Hi @Crete you’ve done well sticking it out for 2 years.  Obviously we don’t know your histology or prognosis so it is wrong for anyone on this forum to urge you to take one course of action or another.  Your oncologist does know both of those things though so if he/she thinks a 6 week break will be ok, it will be ok.  “Living in abject fear isn’t living at all”.  That is a direct quote from my own oncologist when I was given a 6 week break from Letrozole and said I was very worried about secondaries.  In my case I was lucky to have a small Stage 1, Grade 1 IDC which, at 67, is likely to grow slowly, if indeed there is to be a recurrence at all.  It wasn’t even sent for the Oncotype test, which would suggest I needn’t worry too much about recurrence or spread but of course I do.  It’s not going to dominate my life though so I congratulate you on taking steps to deal with the fear and anxiety.  Lots of women have taken breaks, lots are too frightened to, some take breaks and find an alternative solution on their return to medication, some choose not to return at all.  It is a matter of discussion between you and your MDT.  But in answer to your original question, I think 6 weeks is quite standard as it can take 2-3 weeks to get the AI out of your system. 
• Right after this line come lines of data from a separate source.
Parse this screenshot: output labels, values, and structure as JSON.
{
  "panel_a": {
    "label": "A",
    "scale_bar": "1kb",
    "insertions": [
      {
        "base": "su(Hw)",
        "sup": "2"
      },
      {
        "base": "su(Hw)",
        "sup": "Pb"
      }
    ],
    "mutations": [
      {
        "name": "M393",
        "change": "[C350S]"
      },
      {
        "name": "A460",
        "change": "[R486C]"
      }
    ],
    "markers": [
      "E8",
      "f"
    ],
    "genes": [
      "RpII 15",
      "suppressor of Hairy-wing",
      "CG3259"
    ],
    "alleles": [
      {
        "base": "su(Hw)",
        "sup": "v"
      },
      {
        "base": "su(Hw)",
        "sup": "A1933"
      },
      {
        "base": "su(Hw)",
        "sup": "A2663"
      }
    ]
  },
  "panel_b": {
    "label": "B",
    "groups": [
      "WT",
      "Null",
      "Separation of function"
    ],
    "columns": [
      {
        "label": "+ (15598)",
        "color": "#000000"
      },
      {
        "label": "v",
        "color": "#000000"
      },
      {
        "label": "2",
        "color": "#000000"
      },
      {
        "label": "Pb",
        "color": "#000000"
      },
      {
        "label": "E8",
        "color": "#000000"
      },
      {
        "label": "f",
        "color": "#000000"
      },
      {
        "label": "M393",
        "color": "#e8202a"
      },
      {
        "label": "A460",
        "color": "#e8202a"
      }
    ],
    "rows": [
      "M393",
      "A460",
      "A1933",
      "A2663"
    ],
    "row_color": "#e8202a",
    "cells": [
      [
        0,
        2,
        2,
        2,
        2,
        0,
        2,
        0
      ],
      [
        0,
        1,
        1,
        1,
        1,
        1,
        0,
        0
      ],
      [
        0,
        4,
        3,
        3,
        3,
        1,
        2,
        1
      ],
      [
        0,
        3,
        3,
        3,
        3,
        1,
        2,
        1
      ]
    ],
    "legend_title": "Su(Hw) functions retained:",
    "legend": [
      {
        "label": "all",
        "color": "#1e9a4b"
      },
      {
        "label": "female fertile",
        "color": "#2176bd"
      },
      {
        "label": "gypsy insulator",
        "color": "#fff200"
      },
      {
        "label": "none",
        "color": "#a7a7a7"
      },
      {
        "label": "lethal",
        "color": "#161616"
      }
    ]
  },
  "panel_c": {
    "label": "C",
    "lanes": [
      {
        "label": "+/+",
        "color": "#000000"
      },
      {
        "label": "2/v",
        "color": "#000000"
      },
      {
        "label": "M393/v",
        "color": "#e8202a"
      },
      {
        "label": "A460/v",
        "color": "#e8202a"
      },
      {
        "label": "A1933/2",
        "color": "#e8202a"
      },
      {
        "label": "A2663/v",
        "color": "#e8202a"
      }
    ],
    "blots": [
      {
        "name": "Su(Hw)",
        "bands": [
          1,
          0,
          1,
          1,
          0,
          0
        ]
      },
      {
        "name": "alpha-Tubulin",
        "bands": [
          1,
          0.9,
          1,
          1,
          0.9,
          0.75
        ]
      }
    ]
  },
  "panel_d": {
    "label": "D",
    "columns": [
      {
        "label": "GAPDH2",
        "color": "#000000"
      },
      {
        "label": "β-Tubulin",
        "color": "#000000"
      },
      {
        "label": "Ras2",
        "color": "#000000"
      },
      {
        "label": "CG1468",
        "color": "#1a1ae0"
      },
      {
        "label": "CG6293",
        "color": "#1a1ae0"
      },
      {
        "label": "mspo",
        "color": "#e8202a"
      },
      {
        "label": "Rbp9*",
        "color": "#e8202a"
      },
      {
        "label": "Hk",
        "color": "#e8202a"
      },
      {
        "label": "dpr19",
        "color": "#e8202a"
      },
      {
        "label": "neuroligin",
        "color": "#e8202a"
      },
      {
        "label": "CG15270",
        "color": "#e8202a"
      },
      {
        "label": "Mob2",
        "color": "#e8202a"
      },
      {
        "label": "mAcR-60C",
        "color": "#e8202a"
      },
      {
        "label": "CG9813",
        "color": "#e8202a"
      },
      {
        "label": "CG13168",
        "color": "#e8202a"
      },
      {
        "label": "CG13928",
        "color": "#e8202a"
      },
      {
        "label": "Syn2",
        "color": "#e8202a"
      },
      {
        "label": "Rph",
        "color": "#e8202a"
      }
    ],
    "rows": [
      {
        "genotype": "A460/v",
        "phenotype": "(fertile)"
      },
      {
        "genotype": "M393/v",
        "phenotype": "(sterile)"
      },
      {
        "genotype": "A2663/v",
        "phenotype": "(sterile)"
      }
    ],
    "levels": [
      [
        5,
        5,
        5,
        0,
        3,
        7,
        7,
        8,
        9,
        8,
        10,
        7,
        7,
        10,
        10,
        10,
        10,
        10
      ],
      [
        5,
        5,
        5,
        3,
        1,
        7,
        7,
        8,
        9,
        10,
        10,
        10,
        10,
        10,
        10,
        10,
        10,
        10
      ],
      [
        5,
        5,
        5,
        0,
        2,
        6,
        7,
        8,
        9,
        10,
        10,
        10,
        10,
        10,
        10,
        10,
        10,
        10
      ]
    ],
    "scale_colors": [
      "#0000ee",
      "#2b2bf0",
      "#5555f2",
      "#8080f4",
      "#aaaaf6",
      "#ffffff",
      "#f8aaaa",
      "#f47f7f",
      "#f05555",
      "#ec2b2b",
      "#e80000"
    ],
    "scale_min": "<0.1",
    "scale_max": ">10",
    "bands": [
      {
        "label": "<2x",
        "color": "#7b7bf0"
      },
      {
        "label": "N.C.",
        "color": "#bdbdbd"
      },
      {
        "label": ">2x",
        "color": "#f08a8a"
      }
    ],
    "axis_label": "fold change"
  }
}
I do so empathise with you! I’m quite alarmed at how many ladies seem expected to take HT with even really small recurrence risks. I suppose they just hope we’ll get by OK, and I see the logic in that, and perhaps a lot do. But when people are suffering and their lives are seriously adversely affected…? When we’re older and wanting to make the most of what’s left…? (And has all risk gone when we’re 80?? When our even bigger risk is just falling up the steps!!?) And sometimes people are suffering side effects that they don’t realise ARE side effects. Do doctors always pick up on them?
Perhaps the problem is that no one wants to take responsibility for allowing/suggesting someone could come off the medication?! We should though, always be allowed to make our own informed decisions.
I’m SO glad my husband was with me at my oncologist consultation, because when the radiologist and then a nurse expressed surprise at my not collecting my tablets I did start doubting myself and trying to remember what was said! Make sure you have someone with you at consultations, who really understands your position!